Волки, заслышав неожиданный для себя металлический треск, трусливо поджимают хвосты, и, оставив нас, быстро бегут в сторону леса…
– Деда, миленький, мы победили фашистов? – плача навзрыд спрашиваю я его.
– Да, внучок. Мы их победили. Никола-угодник, твой заступник, не оставил нас в беде. Пойдём быстрее домой, мне нужно объяснить всё своим богам и просить их, чтобы они простили мне измену…
– Какую измену? – спрашиваю я.
Но мой вопрос тонет в безмолвии. Дед, молча, высвобождает из упряжки раненую кобылу, и мы идём к деревне, держа под уздцы перепуганное до смерти животное.
Вечером этого же дня дед Яшка неожиданно заболевает. Узнав об этом от своей бабушки, я спешу к нему.
Дед лежит в горнице на кровати, во всём чистом и белом.
– Деда, ты же не умрёшь? – заподозрив неладное, спрашиваю я его.
– На все воля божья, – отвечает он мне явно слабым голосом. – Сёмка, не забудь, что ты отныне должен почитать своего спасителя Николу-Чудотворца – он самый старший среди святых. Его я просил в своей молитве спасти нас от волков, так как он не только истребитель змей, но и волчий пастырь.
– Хорошо, я буду его почитать, – клятвенно обещаю я деду.
Утром следующего дня дед Яшка умирает. Свадьбу Григория переносят на осень.
Я долго горюю по своему любимому деду и этим пугаю свою бабушку, поэтому она, втайне от моих родителей, решает свезти меня в район и там крестить в небольшой церквушке.
У попа, окрестившего меня, я спрашиваю:
– Есть ли в вашей церкви икона Николы-Чудотворца?
Он мне указывает на икону, стоящую рядом с иконой Бога Христа. Никола-Чудотворец мне нравится. У него такая же, как у моего деда, аккуратная белая борода, высокий лоб, выступающие скулы, карие глаза и смуглая кожа.
– Расскажите мне о нём, – прошу я попа.
Поп улыбается мне и принимается рассказывать о Николе-Чудотворце. Из его рассказа я узнаю, что это самый почитаемый святой и по значимости он приближается к почитанию самого Бога Христа. Ещё при жизни Никола в одном из своих морских путешествий воскресил моряка, сорвавшегося с корабельной оснастки в шторм и разбившегося насмерть.
– Никола-Чудотворец спас меня и деда от волков. И ещё мой дед говорил, что он их пастырь, и поэтому они послушались его, – доверительно сообщаю я ему.
По дороге обратно в деревню, у меня никак из головы не выходит рассказ попа о том, что Никола-Чудотворец воскресил моряка.
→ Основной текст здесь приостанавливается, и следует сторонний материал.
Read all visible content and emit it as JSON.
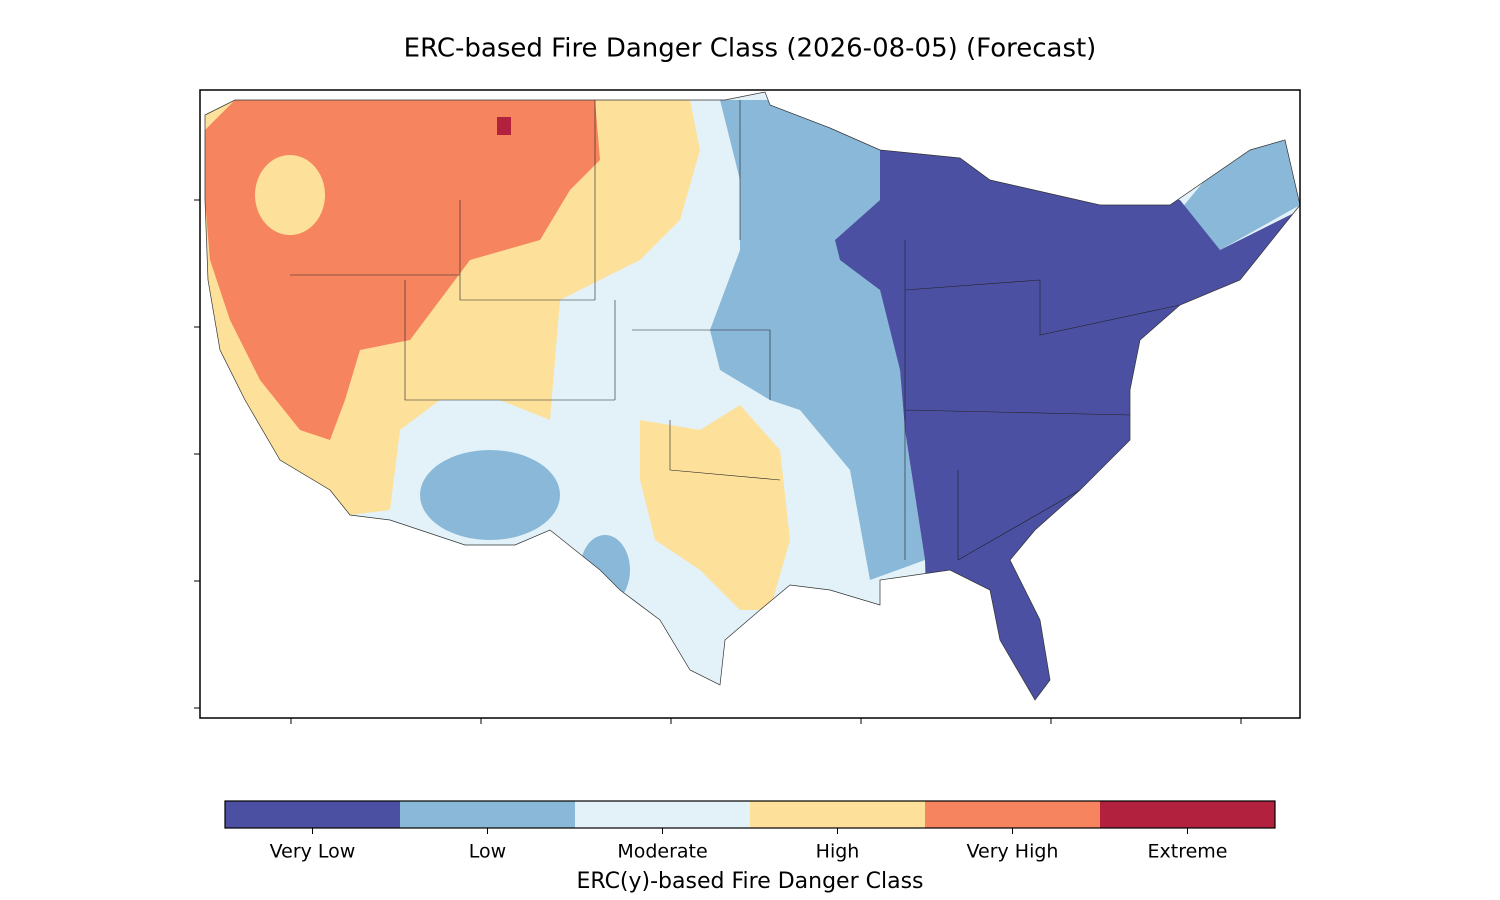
{
  "title": "ERC-based Fire Danger Class (2026-08-05) (Forecast)",
  "colorbar": {
    "label": "ERC(y)-based Fire Danger Class",
    "classes": [
      {
        "name": "Very Low",
        "color": "#4b50a3"
      },
      {
        "name": "Low",
        "color": "#8ab8d8"
      },
      {
        "name": "Moderate",
        "color": "#e2f2f8"
      },
      {
        "name": "High",
        "color": "#fde19a"
      },
      {
        "name": "Very High",
        "color": "#f5845f"
      },
      {
        "name": "Extreme",
        "color": "#b2223f"
      }
    ]
  }
}
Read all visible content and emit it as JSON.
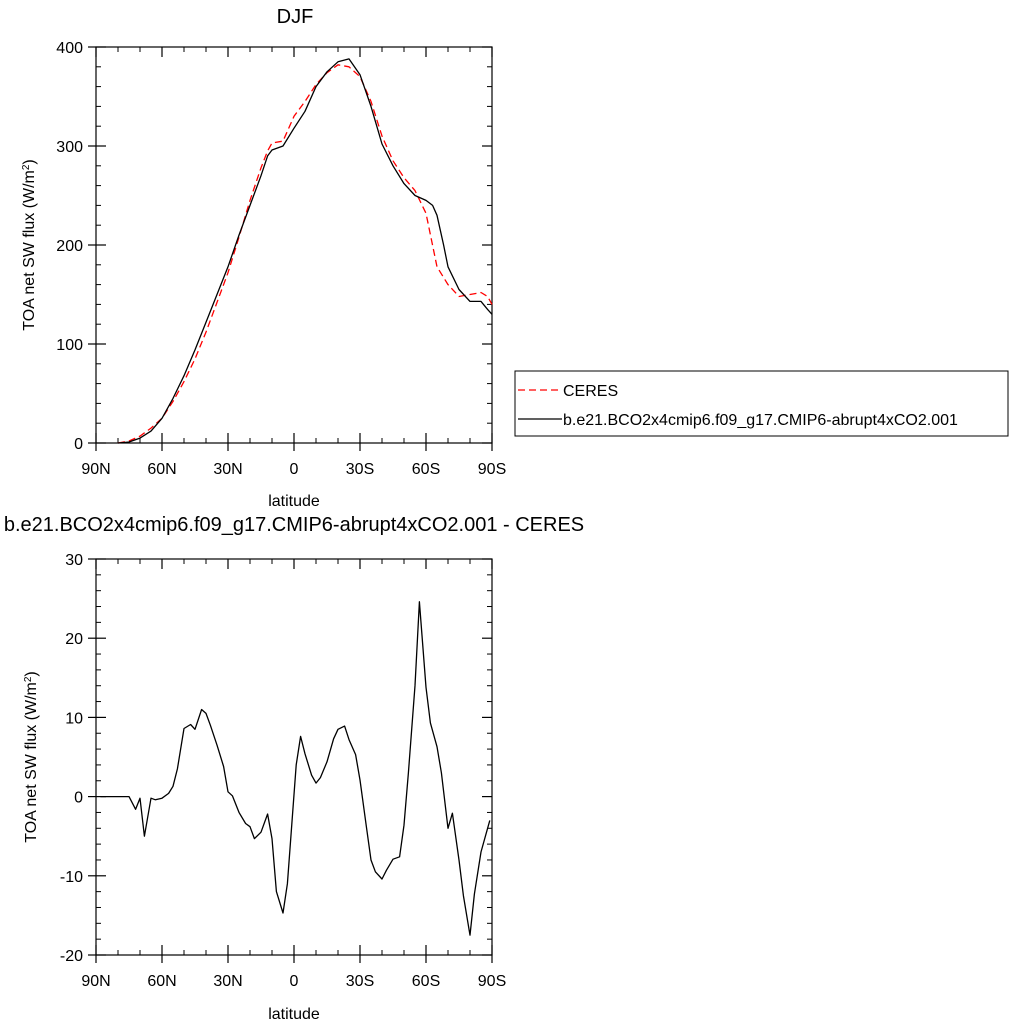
{
  "chart_data": [
    {
      "type": "line",
      "title": "DJF",
      "xlabel": "latitude",
      "ylabel_main": "TOA net SW flux (W/m",
      "ylabel_sup": "2",
      "ylabel_end": ")",
      "xlim": [
        90,
        -90
      ],
      "ylim": [
        0,
        400
      ],
      "x_ticks": [
        90,
        60,
        30,
        0,
        -30,
        -60,
        -90
      ],
      "x_tick_labels": [
        "90N",
        "60N",
        "30N",
        "0",
        "30S",
        "60S",
        "90S"
      ],
      "y_ticks": [
        0,
        100,
        200,
        300,
        400
      ],
      "y_tick_labels": [
        "0",
        "100",
        "200",
        "300",
        "400"
      ],
      "legend_position": "right",
      "series": [
        {
          "name": "CERES",
          "style": "dashed",
          "color": "#ff0000",
          "x": [
            80,
            75,
            70,
            65,
            60,
            55,
            50,
            45,
            40,
            35,
            30,
            25,
            20,
            15,
            12,
            10,
            5,
            0,
            -5,
            -10,
            -15,
            -20,
            -25,
            -30,
            -35,
            -40,
            -45,
            -50,
            -55,
            -60,
            -65,
            -70,
            -75,
            -80,
            -85,
            -88,
            -90
          ],
          "y": [
            0,
            2,
            7,
            15,
            25,
            42,
            62,
            85,
            112,
            142,
            172,
            208,
            245,
            278,
            295,
            303,
            305,
            330,
            345,
            362,
            374,
            382,
            380,
            370,
            345,
            310,
            285,
            268,
            255,
            232,
            178,
            160,
            148,
            150,
            152,
            148,
            140
          ]
        },
        {
          "name": "b.e21.BCO2x4cmip6.f09_g17.CMIP6-abrupt4xCO2.001",
          "style": "solid",
          "color": "#000000",
          "x": [
            80,
            75,
            70,
            65,
            60,
            55,
            50,
            45,
            40,
            35,
            30,
            25,
            20,
            15,
            12,
            10,
            5,
            0,
            -5,
            -10,
            -15,
            -20,
            -25,
            -30,
            -35,
            -40,
            -45,
            -50,
            -55,
            -60,
            -63,
            -65,
            -68,
            -70,
            -75,
            -80,
            -85,
            -88,
            -90
          ],
          "y": [
            0,
            1,
            5,
            12,
            25,
            45,
            68,
            94,
            122,
            150,
            178,
            210,
            240,
            270,
            290,
            296,
            300,
            318,
            335,
            360,
            375,
            385,
            388,
            372,
            340,
            302,
            280,
            262,
            250,
            245,
            240,
            230,
            200,
            178,
            155,
            143,
            143,
            135,
            130
          ]
        }
      ]
    },
    {
      "type": "line",
      "title": "b.e21.BCO2x4cmip6.f09_g17.CMIP6-abrupt4xCO2.001 - CERES",
      "xlabel": "latitude",
      "ylabel_main": "TOA net SW flux (W/m",
      "ylabel_sup": "2",
      "ylabel_end": ")",
      "xlim": [
        90,
        -90
      ],
      "ylim": [
        -20,
        30
      ],
      "x_ticks": [
        90,
        60,
        30,
        0,
        -30,
        -60,
        -90
      ],
      "x_tick_labels": [
        "90N",
        "60N",
        "30N",
        "0",
        "30S",
        "60S",
        "90S"
      ],
      "y_ticks": [
        -20,
        -10,
        0,
        10,
        20,
        30
      ],
      "y_tick_labels": [
        "-20",
        "-10",
        "0",
        "10",
        "20",
        "30"
      ],
      "series": [
        {
          "style": "solid",
          "color": "#000000",
          "x": [
            88,
            75,
            72,
            70,
            68,
            65,
            63,
            60,
            57,
            55,
            53,
            50,
            47,
            45,
            42,
            40,
            38,
            35,
            32,
            30,
            28,
            25,
            22,
            20,
            18,
            15,
            12,
            10,
            8,
            5,
            3,
            1,
            -1,
            -3,
            -5,
            -8,
            -10,
            -12,
            -15,
            -18,
            -20,
            -23,
            -25,
            -28,
            -30,
            -33,
            -35,
            -37,
            -40,
            -42,
            -45,
            -48,
            -50,
            -52,
            -55,
            -57,
            -60,
            -62,
            -65,
            -67,
            -70,
            -72,
            -75,
            -77,
            -80,
            -82,
            -85,
            -87,
            -89
          ],
          "y": [
            0,
            0,
            -1.6,
            -0.2,
            -5,
            -0.2,
            -0.4,
            -0.2,
            0.4,
            1.3,
            3.5,
            8.6,
            9.1,
            8.5,
            11,
            10.5,
            9,
            6.5,
            3.8,
            0.6,
            0.1,
            -2,
            -3.4,
            -3.8,
            -5.3,
            -4.5,
            -2.2,
            -5.3,
            -12,
            -14.7,
            -11,
            -3.5,
            4,
            7.6,
            5.4,
            2.7,
            1.7,
            2.4,
            4.4,
            7.3,
            8.5,
            8.9,
            7.2,
            5.3,
            2.1,
            -4,
            -8,
            -9.5,
            -10.4,
            -9.3,
            -7.9,
            -7.6,
            -3.6,
            3,
            14,
            24.6,
            13.8,
            9.3,
            6.3,
            3,
            -4,
            -2.1,
            -8,
            -12.5,
            -17.5,
            -12.3,
            -7,
            -5,
            -3
          ]
        }
      ]
    }
  ],
  "legend": {
    "ceres_label": "CERES",
    "model_label": "b.e21.BCO2x4cmip6.f09_g17.CMIP6-abrupt4xCO2.001"
  }
}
И уже вечером я интересуюсь у своей бабушки.
– А это правда, что Никола-Чудотворец оживил умершего моряка?
– Правда, внучок!
– Тогда он может оживить и дедушку Яшку. Я попрошу его об этом.
Бабушка моя задумывается, затем молвит:
– Не надо его оживлять, он в раю, ему там сладко. А ещё я боюсь живых мертвецов…
Свет, падающий от керосиновой лампы на её старческое лицо, причудливо отражается дрожащими тенями на стене и пугает меня.
– Я тоже их боюсь, – признаюсь я, и подсаживаюсь к бабушке поближе.
Она прижимает меня к себе со словами:
– Когда смерклось непотребно говорить о покойниках. Нехай (пусть) им будет гарно (спокойно).
– Нехай! – соглашаюсь я с нею…
Приличный человек
– Похоже, что с нашего сына никакого толку не будет. Не стать ему приличным человеком, – слышу я голос отца, он разговаривает с матерью. – На носу выпускные экзамены, а у него адреналин в крови кипит. Надо же додуматься, своего школьного учителя по астрономии из-за девки поколотить, – возмущается он.
Мать некоторое время молчит, а потом хмыкает.
– В нём не только адреналин кипит, но ещё и гормоны бесятся. Он весь в тебя…, – умолкает она на полуслове, шмыгая при этом горестно носом.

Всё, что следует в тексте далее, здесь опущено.